Vážanová Diana, Ďuriček Martin, Uhrík Peter, Bánovčin Peter
Clinic of Internal Medicine-Gastroenterology, University Hospital in Martin, Jessenius Faculty of Medicine, Martin, Slovakia.
Clin J Gastroenterol. 2025 Feb;18(1):43-47. doi: 10.1007/s12328-024-02066-y. Epub 2024 Dec 3.
The use of botulinum toxin in the therapy of esophageal motility disorders is reserved for elderly and comorbid patients considered risky for endoscopic or surgical treatment. However, there is a lack of data on the treatment of motility disorders outside the Chicago classification.We present the case of a 56-year-old patient with dysphagia and non-cardial chest pain (Eckardt 8). High resolution manometry ruled out achalasia or other motility disorder, but confirmed a localized 7-cm-long spastic segment in the upper to middle third of esophagus. We considered endoscopic or surgical therapy in this location too risky, therefore we decided to apply botulinum toxin into this segment. The spasm on high resolution manometry correlated with the thickened muscularis propria layer according to the endoscopic ultrasound. We used endoscopic ultrasound for the navigation of botulinum toxin application into the muscularis propria layer. We applied 100 IU of botulinum toxin into four quadrants, 20 and 24 cm from front teeth (12.5 IU for 1 application).The therapy led to improvement of symptoms (Eckardt 3) and to restitution of propulsive peristalsis with complete elimination of spastic segment.
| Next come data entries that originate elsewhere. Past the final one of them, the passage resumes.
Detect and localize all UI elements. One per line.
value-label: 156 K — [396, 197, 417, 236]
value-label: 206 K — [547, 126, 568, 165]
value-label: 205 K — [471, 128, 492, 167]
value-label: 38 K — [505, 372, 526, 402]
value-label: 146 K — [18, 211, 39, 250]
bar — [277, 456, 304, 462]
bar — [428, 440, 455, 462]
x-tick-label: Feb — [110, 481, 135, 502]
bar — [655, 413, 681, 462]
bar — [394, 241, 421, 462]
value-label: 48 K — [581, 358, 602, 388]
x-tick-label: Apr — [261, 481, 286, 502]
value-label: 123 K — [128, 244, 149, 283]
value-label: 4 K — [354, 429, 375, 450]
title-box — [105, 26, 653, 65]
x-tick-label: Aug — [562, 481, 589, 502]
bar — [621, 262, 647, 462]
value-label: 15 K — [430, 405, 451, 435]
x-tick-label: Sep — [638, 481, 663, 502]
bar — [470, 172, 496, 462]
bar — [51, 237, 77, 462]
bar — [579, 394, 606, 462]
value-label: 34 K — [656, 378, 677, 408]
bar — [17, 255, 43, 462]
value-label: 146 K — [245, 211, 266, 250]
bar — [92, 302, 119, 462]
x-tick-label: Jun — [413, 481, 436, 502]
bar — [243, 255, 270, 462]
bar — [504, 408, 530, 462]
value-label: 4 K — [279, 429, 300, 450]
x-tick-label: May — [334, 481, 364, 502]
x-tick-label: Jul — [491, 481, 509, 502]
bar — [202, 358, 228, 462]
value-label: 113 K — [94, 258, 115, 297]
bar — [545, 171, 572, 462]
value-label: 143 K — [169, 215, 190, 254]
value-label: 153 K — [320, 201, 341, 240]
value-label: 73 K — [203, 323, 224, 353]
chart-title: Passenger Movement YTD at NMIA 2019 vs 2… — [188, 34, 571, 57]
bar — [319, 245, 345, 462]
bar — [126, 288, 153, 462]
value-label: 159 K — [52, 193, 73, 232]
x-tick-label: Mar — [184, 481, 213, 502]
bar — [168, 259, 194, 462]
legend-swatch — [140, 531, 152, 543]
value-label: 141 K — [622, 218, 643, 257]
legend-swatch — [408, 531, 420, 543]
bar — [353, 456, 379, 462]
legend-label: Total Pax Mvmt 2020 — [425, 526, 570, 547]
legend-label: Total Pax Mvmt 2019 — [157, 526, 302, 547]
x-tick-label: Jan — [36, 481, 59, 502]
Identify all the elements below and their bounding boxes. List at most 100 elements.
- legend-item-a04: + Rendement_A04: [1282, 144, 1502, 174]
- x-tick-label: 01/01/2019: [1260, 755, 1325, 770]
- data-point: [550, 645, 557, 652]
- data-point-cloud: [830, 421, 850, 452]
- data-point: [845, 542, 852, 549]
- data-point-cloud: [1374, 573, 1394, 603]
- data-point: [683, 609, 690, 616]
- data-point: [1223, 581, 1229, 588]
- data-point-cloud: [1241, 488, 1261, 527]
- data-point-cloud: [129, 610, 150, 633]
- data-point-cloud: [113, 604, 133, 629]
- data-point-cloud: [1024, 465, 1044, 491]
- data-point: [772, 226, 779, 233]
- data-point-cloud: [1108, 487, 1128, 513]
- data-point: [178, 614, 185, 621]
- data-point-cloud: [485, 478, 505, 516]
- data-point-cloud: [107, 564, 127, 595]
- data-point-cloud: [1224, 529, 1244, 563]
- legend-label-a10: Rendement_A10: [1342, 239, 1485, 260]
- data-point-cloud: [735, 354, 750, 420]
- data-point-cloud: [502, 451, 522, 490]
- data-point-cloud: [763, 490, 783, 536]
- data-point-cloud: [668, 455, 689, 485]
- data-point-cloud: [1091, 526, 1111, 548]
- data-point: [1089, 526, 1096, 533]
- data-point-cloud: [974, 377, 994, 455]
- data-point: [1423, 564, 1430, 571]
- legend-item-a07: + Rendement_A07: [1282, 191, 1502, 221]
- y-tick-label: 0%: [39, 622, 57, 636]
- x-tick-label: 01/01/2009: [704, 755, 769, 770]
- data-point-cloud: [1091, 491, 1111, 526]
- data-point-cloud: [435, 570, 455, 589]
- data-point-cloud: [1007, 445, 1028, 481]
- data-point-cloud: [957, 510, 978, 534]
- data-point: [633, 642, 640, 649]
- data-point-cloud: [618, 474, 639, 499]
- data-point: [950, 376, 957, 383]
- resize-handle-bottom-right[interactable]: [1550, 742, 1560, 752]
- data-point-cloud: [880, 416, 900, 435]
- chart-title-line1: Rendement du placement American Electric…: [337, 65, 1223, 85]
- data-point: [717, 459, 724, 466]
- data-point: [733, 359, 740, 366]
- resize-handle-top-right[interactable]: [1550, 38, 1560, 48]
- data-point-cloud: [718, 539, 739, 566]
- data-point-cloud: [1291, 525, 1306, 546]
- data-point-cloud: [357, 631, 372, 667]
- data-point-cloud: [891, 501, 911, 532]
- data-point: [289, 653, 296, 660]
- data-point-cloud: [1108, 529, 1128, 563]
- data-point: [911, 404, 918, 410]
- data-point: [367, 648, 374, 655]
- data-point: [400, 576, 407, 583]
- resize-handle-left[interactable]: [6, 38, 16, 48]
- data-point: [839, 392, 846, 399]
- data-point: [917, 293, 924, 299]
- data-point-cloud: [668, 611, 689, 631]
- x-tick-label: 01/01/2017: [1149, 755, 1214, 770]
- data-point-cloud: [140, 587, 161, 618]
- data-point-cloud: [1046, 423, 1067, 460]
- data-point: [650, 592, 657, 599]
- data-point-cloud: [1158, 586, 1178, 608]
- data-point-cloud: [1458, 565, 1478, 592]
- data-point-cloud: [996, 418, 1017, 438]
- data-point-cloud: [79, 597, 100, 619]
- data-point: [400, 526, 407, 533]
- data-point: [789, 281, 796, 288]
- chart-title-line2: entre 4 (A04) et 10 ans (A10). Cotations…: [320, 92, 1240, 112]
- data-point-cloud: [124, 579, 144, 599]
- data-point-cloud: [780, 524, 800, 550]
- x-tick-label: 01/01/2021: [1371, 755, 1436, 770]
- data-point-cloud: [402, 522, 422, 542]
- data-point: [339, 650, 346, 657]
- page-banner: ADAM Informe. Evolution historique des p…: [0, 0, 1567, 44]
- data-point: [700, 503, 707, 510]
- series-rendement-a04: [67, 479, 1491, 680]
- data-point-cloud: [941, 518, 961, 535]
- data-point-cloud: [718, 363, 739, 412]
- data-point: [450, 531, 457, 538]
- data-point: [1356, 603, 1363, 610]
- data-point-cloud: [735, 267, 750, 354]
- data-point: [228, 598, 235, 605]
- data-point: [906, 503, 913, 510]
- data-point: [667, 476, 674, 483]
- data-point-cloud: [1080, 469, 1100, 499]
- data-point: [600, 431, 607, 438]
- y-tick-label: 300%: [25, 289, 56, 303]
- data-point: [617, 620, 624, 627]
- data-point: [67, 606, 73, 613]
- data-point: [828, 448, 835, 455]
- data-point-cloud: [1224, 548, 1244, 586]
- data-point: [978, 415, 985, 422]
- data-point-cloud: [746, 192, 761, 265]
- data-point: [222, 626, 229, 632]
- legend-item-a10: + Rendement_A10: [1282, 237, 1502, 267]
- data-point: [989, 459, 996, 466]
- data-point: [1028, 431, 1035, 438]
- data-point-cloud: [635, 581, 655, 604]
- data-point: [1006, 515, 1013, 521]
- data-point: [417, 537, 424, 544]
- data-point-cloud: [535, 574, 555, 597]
The worsening of symptoms appeared after 2 years, with subsequent recurrence of motility disorder fulfilling criteria of type II achalasia.Presenting this case, we wanted to point at the unique use of botulinum toxin as useful treatment in selected cases of unclassified esophageal motility disorder as a bridge therapy. Moreover, endoscopic ultrasound could be used to guide precise application of botulinum toxin.
肉毒杆菌毒素用于治疗食管动力障碍仅限于那些被认为进行内镜或手术治疗存在风险的老年及合并其他疾病的患者。然而,关于芝加哥分类以外的动力障碍治疗的数据却很缺乏。我们报告一例56岁有吞咽困难和非心源性胸痛(埃卡德评分8分)的患者。高分辨率测压排除了贲门失弛缓症或其他动力障碍,但证实食管上三分之一至中三分之一处有一段7厘米长的局限性痉挛段。我们认为在此部位进行内镜或手术治疗风险太大,因此决定在此段应用肉毒杆菌毒素。根据内镜超声检查,高分辨率测压显示的痉挛与固有肌层增厚相关。我们使用内镜超声引导将肉毒杆菌毒素注入固有肌层。我们在距门牙20厘米和24厘米处的四个象限各注入100国际单位肉毒杆菌毒素(每次注入12.5国际单位)。治疗后症状改善(埃卡德评分3分),推进性蠕动恢复,痉挛段完全消失。2年后症状恶化,随后动力障碍复发,符合Ⅱ型贲门失弛缓症标准。通过展示这个病例,我们想指出肉毒杆菌毒素在未分类的食管动力障碍的特定病例中作为一种过渡治疗的独特用途。此外,内镜超声可用于指导肉毒杆菌毒素的精确注射。